Tengo una cierta premonición, acerca de presentir que en este descenso me iré a dar cuenta de muchas cosas, que son parte sustancial de la desazón que me embarga la existencia; pues por ello voy bajando con cautela, el cuidado que imparte una actitud de recato, camino a encontrar una nueva visión de la cosa, que tanto tarda en venir por ser yo tan inmaduro, sobre todo en llegar a mi destino un tanto desacomodado.
Pasa que me detengo a mitad del camino a observar el paisaje, interior del hogar, e imparto una orden al aire porque me siento un general que arenga a su tropa.
Al escalón siguiente, supe hacerme un ovillo quedando en una posición de infante en los brazos de su madre, o simplemente un perro en la cucha.

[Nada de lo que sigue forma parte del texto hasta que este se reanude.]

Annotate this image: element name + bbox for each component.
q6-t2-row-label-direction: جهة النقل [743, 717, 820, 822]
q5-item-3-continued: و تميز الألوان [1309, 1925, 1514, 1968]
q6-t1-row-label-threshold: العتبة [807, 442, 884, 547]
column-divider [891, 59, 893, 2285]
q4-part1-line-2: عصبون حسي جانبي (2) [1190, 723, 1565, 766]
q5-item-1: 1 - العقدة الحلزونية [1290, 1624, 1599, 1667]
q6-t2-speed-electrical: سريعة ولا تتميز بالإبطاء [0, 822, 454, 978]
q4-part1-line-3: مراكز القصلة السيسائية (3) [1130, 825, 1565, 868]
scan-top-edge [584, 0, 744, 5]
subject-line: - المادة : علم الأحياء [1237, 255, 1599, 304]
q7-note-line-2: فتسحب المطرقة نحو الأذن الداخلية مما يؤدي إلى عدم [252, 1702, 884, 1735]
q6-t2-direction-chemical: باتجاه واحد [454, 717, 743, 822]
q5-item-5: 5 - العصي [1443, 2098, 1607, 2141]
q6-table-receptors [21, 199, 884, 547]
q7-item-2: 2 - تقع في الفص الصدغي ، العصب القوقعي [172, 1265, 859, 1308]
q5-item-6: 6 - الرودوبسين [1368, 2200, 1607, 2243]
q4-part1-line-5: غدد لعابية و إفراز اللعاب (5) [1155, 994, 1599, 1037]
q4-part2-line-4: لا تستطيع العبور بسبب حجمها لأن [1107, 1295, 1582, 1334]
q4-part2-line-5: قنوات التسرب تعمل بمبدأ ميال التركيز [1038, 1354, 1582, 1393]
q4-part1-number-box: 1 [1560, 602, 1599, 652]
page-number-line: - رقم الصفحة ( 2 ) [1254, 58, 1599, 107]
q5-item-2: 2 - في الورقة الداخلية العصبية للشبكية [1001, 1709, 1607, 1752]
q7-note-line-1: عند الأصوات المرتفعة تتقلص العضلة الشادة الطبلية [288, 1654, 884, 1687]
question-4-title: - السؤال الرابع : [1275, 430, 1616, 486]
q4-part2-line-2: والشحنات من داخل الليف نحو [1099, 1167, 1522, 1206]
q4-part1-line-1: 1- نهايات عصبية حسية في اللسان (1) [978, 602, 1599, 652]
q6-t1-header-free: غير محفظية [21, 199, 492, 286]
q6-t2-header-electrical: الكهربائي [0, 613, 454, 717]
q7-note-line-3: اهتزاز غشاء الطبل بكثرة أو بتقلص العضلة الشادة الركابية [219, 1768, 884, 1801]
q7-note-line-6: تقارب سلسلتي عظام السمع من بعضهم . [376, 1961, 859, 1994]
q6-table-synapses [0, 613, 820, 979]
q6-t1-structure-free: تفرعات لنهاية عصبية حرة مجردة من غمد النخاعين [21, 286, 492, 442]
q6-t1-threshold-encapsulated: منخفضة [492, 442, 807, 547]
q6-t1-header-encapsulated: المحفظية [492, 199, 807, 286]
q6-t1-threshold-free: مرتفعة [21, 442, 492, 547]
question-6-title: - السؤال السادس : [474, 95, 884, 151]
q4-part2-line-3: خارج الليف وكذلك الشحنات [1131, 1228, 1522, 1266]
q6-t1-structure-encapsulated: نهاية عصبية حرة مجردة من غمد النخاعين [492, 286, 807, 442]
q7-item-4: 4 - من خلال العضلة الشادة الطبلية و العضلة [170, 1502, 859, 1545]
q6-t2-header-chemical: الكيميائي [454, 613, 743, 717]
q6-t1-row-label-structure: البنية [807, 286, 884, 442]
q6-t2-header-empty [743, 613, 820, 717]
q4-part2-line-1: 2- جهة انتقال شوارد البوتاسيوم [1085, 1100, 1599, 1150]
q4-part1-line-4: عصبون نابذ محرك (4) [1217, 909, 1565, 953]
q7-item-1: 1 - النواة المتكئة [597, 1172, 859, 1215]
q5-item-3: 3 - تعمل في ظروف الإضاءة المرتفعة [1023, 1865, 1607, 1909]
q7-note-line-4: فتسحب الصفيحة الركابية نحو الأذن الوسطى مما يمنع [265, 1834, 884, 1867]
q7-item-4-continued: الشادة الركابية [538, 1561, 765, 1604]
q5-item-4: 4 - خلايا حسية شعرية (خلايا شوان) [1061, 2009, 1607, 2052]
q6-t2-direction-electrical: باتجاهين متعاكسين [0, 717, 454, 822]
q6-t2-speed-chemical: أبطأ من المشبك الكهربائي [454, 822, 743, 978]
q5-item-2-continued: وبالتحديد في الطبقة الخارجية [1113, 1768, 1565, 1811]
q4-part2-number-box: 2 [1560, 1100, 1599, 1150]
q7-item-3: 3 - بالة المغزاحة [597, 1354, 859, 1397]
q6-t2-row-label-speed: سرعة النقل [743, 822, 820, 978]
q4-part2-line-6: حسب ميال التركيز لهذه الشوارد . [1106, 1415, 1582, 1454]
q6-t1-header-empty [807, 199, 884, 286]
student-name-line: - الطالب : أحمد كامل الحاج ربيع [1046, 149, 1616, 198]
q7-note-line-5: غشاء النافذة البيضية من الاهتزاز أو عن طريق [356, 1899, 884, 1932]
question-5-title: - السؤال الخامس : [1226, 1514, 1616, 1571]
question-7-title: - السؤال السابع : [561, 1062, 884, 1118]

Y, oh vergüenza, me largo a llorar por largo rato, haciendo temblar la estructura de la escalera.
En eso viene hasta mi, calculo bien, en el escalón numero veinte, que es donde continuo acurrucado, aunque en este preciso instante, incorporando mi osamenta con fluidos movimientos, pues se que ahora tendré que explicar mi extraña actitud, nada más ni menos que a mi señora esposa.
Entonces optamos por, primero mirarnos a los ojos con dulzura, y más luego, cada cual con su tarea, hacer el amor como dos perros callejeros; pero en esta oportunidad justo en el escalón catorce, contando de abajo hacia arriba.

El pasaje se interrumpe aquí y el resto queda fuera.